A Dumar acusou a Infraero de ter executado atos de improbidade administrativa no aeroporto. A investigação do caso foi executada pelo Tribunal de Contas da União (TCU), que encontrou indícios de privilégios a empresas e recomendou as providências cabíveis à Infraero e ao Ministério da Defesa.
O relator da representação, deputado Mendonça Filho (DEM-PE), recomendou o arquivamento da proposta e o envio do relatório final à Dumar Park Estacionamentos.
Contratação irregular
A auditoria do TCU foi iniciada depois que a Dumar questionou na Câmara a contratação da Tecnowash pela Infraero, com o argumento de que teria havido fraude ao processo licitatório e que o contrato celebrado com a Tecnowash teria ocorrido ao “arrepio da lei”.

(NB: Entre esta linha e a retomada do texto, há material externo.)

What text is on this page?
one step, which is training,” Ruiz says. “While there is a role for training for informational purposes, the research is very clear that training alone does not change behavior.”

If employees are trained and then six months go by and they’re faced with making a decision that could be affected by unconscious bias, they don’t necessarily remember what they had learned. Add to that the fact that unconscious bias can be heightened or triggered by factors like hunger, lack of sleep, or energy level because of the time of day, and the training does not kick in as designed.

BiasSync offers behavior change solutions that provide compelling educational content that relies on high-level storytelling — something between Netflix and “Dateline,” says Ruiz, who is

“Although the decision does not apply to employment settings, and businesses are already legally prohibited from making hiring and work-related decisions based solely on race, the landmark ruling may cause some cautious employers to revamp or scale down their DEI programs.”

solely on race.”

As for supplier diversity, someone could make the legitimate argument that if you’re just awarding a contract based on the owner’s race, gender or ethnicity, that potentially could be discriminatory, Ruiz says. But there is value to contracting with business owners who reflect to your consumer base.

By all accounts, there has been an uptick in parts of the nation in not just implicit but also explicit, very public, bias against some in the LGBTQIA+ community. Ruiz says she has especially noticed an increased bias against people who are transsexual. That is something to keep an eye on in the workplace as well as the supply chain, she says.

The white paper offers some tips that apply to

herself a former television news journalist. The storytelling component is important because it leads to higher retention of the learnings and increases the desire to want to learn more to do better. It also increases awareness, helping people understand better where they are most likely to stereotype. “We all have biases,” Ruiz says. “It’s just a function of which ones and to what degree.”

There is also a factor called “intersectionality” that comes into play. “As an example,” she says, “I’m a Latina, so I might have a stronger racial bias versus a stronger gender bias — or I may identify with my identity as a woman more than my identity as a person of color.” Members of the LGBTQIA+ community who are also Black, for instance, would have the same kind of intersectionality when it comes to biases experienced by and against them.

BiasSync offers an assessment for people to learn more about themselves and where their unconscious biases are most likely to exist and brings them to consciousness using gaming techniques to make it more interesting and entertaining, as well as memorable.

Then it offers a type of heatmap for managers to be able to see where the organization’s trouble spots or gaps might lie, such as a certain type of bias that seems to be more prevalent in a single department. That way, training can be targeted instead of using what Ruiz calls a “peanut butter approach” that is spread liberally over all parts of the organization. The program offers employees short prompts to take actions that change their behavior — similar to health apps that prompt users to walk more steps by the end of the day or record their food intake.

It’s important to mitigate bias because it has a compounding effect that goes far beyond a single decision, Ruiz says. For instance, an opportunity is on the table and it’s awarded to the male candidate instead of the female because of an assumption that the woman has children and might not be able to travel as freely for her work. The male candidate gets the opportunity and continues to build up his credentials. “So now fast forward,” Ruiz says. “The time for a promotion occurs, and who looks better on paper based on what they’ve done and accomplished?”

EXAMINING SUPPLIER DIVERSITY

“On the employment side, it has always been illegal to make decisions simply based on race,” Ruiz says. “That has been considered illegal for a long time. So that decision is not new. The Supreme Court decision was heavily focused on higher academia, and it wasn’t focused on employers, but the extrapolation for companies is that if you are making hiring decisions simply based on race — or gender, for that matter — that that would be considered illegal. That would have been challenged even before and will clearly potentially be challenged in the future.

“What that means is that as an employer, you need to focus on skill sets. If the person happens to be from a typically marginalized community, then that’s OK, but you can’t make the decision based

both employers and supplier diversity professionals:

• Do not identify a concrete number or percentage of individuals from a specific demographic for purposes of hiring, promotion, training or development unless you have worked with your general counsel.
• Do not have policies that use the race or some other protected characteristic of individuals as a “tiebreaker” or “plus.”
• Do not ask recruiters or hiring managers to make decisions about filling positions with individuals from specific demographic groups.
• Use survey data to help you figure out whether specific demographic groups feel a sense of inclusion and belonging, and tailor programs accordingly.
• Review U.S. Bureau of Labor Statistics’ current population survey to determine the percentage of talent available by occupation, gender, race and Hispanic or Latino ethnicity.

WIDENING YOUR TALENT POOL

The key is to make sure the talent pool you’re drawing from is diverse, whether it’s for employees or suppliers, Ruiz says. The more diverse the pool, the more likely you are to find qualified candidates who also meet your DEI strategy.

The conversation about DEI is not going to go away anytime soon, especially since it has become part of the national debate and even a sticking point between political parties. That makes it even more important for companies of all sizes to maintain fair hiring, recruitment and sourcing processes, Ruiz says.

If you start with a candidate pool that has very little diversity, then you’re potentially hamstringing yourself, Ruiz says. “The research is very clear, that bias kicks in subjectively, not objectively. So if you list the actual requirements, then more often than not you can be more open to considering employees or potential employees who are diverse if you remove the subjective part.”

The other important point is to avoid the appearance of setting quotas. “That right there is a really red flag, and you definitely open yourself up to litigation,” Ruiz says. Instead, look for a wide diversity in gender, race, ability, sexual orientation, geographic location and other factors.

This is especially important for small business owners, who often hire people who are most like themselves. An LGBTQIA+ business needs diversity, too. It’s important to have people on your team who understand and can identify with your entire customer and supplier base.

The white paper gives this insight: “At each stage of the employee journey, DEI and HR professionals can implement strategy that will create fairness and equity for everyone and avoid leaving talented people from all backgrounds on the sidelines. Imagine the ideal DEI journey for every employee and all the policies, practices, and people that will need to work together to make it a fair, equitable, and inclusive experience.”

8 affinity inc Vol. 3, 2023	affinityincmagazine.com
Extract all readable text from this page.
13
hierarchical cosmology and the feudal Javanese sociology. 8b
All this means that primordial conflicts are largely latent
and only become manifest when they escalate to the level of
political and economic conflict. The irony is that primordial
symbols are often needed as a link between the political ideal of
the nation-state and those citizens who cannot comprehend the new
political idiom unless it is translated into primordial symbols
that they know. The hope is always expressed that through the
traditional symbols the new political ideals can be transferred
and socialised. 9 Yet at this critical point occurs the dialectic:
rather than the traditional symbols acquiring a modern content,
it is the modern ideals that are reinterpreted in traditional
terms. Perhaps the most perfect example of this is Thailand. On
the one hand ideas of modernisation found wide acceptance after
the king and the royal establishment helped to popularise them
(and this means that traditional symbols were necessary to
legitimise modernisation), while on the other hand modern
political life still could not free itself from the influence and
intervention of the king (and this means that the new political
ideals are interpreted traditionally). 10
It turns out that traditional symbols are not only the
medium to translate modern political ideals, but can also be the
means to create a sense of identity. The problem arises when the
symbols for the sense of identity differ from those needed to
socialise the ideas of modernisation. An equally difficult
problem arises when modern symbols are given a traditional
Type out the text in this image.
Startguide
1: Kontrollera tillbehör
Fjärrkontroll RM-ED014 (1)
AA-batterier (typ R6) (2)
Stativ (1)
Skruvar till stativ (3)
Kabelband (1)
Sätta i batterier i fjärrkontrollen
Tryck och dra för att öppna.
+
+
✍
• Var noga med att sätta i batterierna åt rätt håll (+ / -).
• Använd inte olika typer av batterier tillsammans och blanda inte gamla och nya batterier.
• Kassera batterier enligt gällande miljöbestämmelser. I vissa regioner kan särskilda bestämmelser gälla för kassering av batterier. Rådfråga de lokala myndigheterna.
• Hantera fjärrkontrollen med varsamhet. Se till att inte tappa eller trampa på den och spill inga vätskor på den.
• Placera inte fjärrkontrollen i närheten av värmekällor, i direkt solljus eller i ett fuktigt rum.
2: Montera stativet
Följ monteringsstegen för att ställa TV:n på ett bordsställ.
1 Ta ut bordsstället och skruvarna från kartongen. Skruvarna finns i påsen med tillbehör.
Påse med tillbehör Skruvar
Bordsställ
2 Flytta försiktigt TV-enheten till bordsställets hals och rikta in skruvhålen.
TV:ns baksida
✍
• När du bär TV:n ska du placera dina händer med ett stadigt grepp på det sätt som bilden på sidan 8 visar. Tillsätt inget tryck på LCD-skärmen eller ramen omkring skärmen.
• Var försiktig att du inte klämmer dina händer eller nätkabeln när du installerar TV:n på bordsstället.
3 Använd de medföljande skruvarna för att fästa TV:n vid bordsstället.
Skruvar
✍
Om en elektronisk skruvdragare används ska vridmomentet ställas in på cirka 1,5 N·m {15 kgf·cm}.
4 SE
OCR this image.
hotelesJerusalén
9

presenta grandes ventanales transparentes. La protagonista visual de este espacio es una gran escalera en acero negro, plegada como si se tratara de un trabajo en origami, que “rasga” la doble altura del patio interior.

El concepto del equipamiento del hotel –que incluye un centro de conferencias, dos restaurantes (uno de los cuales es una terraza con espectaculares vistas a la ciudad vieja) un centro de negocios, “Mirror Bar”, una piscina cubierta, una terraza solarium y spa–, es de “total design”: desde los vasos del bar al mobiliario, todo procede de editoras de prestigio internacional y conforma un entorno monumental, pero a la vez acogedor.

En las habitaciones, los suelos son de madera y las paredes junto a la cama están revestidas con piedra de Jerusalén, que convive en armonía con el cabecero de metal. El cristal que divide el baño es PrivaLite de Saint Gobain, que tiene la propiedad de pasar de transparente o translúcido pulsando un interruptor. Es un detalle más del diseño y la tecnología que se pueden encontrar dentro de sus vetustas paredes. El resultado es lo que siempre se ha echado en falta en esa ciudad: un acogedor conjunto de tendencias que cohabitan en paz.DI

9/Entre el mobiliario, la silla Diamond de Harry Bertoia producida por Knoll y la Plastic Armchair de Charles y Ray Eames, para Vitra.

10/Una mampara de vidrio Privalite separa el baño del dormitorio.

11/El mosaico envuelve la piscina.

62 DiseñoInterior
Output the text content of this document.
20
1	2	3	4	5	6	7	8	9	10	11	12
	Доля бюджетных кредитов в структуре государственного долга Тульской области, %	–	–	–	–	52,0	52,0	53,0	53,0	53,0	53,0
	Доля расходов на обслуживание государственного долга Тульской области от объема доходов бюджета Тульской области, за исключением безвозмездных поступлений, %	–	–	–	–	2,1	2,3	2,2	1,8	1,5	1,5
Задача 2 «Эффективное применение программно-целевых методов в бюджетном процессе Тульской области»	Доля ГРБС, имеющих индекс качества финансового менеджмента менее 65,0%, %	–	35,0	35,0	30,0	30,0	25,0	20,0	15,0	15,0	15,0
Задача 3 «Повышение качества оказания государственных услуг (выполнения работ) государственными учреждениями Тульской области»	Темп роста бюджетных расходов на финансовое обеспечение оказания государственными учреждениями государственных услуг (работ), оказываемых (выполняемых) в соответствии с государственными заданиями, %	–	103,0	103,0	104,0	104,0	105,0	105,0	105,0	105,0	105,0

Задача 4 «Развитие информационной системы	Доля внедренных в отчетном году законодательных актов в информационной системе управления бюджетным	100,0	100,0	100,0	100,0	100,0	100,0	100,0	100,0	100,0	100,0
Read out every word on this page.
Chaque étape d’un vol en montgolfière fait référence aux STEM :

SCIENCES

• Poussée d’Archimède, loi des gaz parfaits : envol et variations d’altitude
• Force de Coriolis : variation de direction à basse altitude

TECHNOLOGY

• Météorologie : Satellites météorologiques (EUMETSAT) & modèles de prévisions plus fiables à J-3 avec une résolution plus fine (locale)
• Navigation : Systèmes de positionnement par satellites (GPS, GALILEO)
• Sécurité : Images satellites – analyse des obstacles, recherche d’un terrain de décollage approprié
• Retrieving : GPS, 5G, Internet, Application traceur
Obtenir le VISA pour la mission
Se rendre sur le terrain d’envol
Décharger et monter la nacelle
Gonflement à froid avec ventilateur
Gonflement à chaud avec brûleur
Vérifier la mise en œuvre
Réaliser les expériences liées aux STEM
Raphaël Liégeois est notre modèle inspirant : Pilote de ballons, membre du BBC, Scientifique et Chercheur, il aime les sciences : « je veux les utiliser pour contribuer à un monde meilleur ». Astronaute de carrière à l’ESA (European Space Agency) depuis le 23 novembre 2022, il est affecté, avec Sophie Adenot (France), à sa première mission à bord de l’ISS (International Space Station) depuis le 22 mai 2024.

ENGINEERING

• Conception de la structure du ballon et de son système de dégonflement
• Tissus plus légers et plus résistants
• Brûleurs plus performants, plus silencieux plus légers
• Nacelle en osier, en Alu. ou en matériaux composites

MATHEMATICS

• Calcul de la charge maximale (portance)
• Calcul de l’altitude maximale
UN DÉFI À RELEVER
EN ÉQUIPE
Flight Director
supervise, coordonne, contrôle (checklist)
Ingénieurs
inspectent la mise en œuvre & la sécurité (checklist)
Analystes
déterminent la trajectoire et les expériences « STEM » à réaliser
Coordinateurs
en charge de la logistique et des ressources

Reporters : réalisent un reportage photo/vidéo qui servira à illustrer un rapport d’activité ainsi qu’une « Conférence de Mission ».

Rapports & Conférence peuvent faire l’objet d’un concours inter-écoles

O TCU concluiu que, de fato, a contratação da Tecnowash foi irregular por não ter sido precedida de licitação. No entanto, o órgão entendeu que o fato não diz respeito à Dumar, uma vez que a esta última cabia apenas a exploração do estacionamento, não do serviço de lavagem de veículos no estacionamento.
Atraso
A Dumar questionou também a inércia da Infraero diante da necessidade de readequação do contrato de concessão assinado por ela própria, em 2002, para exploração da atividade de estacionamento em uma área de 59 mil metros quadrados.
A empresa pediu a revisão de valores em razão de a remuneração prevista no edital ter sido feita com base em estimativas, já que as obras ainda não haviam sido concluídas. As obras do terminal de passageiros, previstas para terminarem no fim de 2002, só foram definitivamente entregues em fevereiro de 2006.
O TCU concluiu que, ainda que tenha havido atraso na liberação total do estacionamento pela Infraero, o fato não causou prejuízos à Dumar, uma vez que o termo aditivo que permitiu a compensação financeira foi assinado em julho de 2003.
Segundo o TCU, o término do contrato da Dumar se deu por interesse público, em razão do descumprimento de obrigações pela empresa.